From here to the third act of the film, it prefers style over substance. We are introduced to three characters: Spider-Man Noir, Spider-Ham and Peni Parker. I'm really stressing on this part, because I don't feel comfortable with these hit-and-run characters. They are here just to join the fight scenes and go back home, with almost no character development. Luckily, the third act arrives in time to give us a sense of urgency about this race for time to shut down the Super Collider, which at the very least is relieving.

Now, I'm not here to criticize about what I want the movie to be, but what it achieves. Similar to Batman Begins, I was not emotionally stricken.
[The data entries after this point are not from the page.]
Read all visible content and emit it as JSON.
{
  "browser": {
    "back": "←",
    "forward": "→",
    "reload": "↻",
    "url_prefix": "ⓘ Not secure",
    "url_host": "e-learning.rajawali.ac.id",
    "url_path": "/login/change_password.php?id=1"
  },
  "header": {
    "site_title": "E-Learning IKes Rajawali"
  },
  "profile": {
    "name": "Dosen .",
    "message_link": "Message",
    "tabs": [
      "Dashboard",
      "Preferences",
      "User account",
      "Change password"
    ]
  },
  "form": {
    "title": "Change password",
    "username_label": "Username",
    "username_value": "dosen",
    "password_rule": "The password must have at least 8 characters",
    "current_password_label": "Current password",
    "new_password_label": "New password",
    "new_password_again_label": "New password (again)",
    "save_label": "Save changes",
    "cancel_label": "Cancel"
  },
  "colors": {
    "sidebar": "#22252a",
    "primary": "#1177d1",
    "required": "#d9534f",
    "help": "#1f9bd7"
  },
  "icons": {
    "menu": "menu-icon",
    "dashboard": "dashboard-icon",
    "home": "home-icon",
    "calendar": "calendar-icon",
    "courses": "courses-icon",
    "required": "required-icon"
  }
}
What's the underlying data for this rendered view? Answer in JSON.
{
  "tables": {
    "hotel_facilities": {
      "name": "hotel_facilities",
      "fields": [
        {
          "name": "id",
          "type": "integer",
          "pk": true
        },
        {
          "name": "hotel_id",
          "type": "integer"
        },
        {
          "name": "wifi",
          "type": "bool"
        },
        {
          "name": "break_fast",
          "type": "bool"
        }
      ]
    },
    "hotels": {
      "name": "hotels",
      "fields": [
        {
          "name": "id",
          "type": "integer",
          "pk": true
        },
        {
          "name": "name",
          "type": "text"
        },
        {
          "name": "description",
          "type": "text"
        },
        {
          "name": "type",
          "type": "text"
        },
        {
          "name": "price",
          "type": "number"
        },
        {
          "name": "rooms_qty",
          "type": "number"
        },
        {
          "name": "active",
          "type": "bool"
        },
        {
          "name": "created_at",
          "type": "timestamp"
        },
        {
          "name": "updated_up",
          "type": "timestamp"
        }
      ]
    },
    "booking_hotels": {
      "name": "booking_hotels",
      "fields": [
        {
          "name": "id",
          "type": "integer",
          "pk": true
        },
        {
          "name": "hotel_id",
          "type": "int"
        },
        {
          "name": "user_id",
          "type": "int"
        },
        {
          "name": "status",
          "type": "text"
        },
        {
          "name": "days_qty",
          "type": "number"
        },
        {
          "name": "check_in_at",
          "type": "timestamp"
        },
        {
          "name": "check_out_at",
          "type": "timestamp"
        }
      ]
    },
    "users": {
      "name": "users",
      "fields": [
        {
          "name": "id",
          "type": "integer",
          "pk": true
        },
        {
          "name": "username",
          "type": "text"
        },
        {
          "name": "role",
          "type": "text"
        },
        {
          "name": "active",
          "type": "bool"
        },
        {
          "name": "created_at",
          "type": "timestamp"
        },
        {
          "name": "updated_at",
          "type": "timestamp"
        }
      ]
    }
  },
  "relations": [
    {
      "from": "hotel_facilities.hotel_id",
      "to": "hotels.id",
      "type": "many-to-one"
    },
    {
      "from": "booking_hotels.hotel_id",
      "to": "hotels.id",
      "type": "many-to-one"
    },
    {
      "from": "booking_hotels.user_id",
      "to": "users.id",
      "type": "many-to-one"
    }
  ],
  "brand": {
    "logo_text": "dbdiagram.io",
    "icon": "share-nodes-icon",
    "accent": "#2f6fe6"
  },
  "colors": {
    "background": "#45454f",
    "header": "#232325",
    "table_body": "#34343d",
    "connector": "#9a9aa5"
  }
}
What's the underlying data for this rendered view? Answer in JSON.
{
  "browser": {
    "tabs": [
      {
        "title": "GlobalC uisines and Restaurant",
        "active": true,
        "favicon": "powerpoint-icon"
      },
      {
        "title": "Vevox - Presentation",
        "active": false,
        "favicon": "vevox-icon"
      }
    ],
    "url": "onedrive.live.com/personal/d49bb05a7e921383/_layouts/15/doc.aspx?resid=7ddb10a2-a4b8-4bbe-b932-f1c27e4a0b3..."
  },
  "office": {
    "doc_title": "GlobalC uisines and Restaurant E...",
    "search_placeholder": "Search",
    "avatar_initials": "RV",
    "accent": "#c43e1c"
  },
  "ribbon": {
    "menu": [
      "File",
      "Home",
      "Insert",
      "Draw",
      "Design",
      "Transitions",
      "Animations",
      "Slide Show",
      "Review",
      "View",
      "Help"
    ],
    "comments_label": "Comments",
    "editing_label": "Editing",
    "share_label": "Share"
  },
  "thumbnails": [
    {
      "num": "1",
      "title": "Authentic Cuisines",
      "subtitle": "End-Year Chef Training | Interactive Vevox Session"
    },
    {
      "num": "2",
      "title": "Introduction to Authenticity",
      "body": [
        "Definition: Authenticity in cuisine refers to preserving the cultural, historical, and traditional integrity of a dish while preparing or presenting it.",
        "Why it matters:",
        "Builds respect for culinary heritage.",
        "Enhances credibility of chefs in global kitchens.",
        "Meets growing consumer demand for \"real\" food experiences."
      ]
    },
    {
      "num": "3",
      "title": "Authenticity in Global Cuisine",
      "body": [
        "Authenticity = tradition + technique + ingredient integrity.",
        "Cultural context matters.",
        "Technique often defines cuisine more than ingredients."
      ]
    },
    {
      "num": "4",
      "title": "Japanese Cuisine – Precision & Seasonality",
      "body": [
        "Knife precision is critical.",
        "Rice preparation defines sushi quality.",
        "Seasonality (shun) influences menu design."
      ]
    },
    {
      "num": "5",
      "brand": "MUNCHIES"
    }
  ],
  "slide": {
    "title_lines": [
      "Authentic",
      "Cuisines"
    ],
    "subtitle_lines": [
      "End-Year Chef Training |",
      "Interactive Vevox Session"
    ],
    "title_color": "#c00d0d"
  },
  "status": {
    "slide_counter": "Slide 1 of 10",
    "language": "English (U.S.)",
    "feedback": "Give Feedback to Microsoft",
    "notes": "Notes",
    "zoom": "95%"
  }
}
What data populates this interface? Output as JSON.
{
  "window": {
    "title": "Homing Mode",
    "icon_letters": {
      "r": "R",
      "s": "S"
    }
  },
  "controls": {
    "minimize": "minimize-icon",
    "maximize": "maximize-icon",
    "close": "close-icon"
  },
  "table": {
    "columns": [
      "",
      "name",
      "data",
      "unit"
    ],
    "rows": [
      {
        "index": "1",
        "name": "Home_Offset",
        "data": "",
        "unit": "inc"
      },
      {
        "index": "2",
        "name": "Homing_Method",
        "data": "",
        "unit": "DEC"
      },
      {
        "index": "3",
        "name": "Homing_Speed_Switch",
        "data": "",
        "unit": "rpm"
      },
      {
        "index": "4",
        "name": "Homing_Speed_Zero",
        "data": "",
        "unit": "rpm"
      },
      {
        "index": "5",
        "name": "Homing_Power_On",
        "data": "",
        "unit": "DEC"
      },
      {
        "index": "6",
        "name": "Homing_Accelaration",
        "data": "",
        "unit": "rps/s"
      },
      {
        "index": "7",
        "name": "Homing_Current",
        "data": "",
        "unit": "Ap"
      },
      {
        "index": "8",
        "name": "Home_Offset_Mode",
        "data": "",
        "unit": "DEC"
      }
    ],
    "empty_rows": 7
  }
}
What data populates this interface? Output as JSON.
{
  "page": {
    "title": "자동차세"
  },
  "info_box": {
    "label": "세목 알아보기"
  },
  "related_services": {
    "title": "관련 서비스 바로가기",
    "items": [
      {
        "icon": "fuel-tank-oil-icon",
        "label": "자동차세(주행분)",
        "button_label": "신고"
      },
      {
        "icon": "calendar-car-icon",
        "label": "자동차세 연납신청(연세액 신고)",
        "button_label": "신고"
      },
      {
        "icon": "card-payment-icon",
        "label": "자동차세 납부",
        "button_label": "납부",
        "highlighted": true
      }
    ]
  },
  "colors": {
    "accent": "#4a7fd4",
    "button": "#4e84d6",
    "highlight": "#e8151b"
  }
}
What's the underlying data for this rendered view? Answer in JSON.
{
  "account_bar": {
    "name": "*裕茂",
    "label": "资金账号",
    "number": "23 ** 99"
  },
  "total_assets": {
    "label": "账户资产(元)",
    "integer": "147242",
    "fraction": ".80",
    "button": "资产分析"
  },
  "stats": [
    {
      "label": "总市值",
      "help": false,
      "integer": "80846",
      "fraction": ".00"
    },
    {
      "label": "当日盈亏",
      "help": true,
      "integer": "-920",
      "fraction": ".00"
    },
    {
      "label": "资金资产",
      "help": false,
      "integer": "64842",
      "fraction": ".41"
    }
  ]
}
Sure, there are some dialogue that may elicit tears from the viewers, or the story and characters proved great to them. Not on my watch. Nothing really transcends further than the simple dialogue, and it generated a pseudo-emotion in me.

However, I still admired that the main characters didn't receive the same treatment as the side characters. Miles Morales was sufficiently developed, Peter B. Parker (Jake Johnson) at least had some form of connection to the main character, Gwen Stacy (Hailey Steinfeld) served as a helpful friend and Morales' parents and uncle also had their moments too. Not to forget, we are accompanied by Kingpin, a bulky man dressed in a black suit, whose purpose in operating the Super Collider was to bring his family back. I wanted to see more of his backstory, nonetheless.

There are certain scenes like a sun-drenched setting with beautifully animated deciduous trees, where Morales and Peter B. Parker glide around with their spiderwebs. In fact, there are more scenes like this, for example, Morales in his black-themed suit falling upside-down, viewing the busy yet vivid city. It'd made you wish these scenes lasted a little longer.

This wasn't a film that was the all wonders it made out to be. I believed the hype and was waiting to be impacted every single second. It didn't turn out so. However, I'm at the very least, impressed by the animation quality that I might give it a second view a few months from now.